In un contesto di rallentamento, l’economia statunitense continua a primeggiare sul resto del mondo. La Cina sta sopportando il peso della guerra commerciale e un rallentamento più pronunciato della sua economia potrebbe avere un impatto ancora più grave sulla crescita europea, visti i rapporti di scambio tra il Vecchio Continente e Pechino.
Le domande chiave sulla guerra commerciale sono ancora senza risposta:
- Fino a che punto potrà peggiorare?
- Quanto durerà?
- Quanto sarà danneggiata l’economia mondiale?
Con queste domande in mente, diamo un’occhiata più da vicino a Stati Uniti, Cina ed Europa.
Differenze tra Cina, Stati Uniti ed Europa
In primo luogo, l’economia Usa rimane abbastanza solida anche se rallenterà leggermente, con la spinta positiva dai tagli fiscali ormai alle spalle. I dati più recenti mostrano che l’economia americana sta resistendo abbastanza bene al rallentamento globale. Questa sta già operando in piena occupazione e il settore dei servizi rimane solido. Riteniamo che i fondamentali rimarranno robusti e che il pessimismo che circonda l’economia statunitense sia mal riposto. Inoltre, la Fed si è mostrata molto accomodante e ha invitato alla pazienza circa l’aumento dei tassi quest’anno.
In secondo luogo, l’economia cinese si è indebolita negli ultimi mesi, ma il supporto politico assicuratole dalla Banca Popolare cinese (PBoC), con stimoli monetari e creditizi (tagli fiscali e tariffari), dovrebbe avere effetti positivi nei prossimi mesi e assicurare un rafforzamento della crescita nella seconda parte dell’anno. La Cina ha gli strumenti per stimolare la propria economia. Restiamo fiduciosi sulla Cina e non prevediamo un atterraggio brusco nel breve termine.
Per quanto riguarda l’Europa, rimaniamo cauti sulle prospettive economiche. Ci aspettiamo una diminuzione del tasso tendenziale di crescita poiché sono presenti alcuni rischi al ribasso (rischi politici, la Brexit, la guerra commerciale). I dati sull’attività rimangono deboli, ma sembrano mostrare alcuni segnali di stabilizzazione. Ciononostante, in questa fase non ci aspettiamo grandi flessioni.
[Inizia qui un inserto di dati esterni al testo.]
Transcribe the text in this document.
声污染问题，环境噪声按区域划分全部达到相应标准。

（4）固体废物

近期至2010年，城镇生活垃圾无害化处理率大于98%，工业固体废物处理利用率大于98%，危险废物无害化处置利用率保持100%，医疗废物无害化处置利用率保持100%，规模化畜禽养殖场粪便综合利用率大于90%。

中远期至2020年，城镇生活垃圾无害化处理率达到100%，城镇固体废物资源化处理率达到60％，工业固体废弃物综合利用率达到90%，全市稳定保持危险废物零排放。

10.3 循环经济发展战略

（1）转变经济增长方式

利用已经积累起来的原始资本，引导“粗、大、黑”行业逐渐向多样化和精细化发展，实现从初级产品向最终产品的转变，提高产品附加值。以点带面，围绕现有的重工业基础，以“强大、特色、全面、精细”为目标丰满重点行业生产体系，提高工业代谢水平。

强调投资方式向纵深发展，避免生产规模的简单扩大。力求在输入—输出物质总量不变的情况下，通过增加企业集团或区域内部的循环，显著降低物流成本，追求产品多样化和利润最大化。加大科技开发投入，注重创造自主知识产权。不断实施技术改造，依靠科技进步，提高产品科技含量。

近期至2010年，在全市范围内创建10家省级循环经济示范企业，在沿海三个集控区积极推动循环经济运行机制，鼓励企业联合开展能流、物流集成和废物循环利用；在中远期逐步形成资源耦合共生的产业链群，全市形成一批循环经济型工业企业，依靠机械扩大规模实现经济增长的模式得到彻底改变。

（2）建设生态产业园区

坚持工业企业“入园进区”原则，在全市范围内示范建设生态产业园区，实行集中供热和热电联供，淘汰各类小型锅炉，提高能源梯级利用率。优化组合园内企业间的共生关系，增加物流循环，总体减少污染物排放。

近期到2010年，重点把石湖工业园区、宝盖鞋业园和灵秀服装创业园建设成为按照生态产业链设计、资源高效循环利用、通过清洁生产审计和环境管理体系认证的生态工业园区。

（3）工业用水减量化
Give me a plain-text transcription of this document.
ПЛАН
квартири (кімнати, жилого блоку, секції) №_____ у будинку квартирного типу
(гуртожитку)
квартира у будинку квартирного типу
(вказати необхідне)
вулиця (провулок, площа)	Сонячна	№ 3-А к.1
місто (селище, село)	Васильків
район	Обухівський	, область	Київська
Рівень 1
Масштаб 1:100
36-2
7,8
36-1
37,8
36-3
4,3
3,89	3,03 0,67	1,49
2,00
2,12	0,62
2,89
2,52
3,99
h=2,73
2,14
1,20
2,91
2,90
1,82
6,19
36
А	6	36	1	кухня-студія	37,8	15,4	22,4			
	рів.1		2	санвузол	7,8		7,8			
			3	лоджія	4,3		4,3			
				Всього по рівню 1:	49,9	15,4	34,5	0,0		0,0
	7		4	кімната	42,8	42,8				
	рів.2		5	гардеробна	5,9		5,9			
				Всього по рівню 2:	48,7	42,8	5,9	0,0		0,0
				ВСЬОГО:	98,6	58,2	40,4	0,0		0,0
A livello globale, prevediamo una crescita più lenta ma escludiamo il rischio di una recessione. Le banche centrali rimarranno accomodanti in tutto il mondo e le condizioni finanziarie dovrebbero migliorare gradualmente, il che dovrebbe sostenere la dinamica congiunturale.
Effetti guerra commerciale saranno contenuti
Inoltre, il presidente Trump ha annunciato la propria intenzione di rinviare l’aumento delle tariffe dal 10% al 25% su $ 200 miliardi di importazioni dalla Cina, la cui entrata in vigore era programmata per il 2 marzo. È probabile che entro la fine dell’anno si raggiunga un accordo tra Stati Uniti e Cina e questo sarebbe un fatto positivo. Pensiamo che gli effetti della guerra commerciale su entrambe le economie saranno contenuti, specialmente negli Stati Uniti, dove il commercio rappresenta una quota relativamente limitata dell’attività.
Tuttavia, il raggiungimento di un accordo non rappresenta necessariamente una buona notizia per gli altri Paesi. Un forte aumento degli acquisti di prodotti statunitensi da parte della Cina svantaggerebbe esportatori non-statunitensi a causa della sostituzione delle importazioni a favore degli USA. Fra i Paesi più esposti ci sarebbero quelli UE (aerei e automobili) e il Giappone (automobili, macchinari, elettronica), seguiti dai Paesi ASEAN.
Infine, la disputa commerciale UE-USA tornerà d’attualità nelle prossime settimane. Ci sarà un negoziato per le tariffe sulle importazioni di veicoli da Europa a USA. La possibilità di tariffe più alte per le automobili di provenienza UE rimane una minaccia seria per le case europee e per l’economia della zona euro. La Germania è il Paese più esposto. Un aumento delle tariffe statunitensi sulle automobili europee al 25% potrebbe costare al tasso di crescita del Pil dell’Eurozona tra 0,2 e 0,4 punti percentuali quest’anno.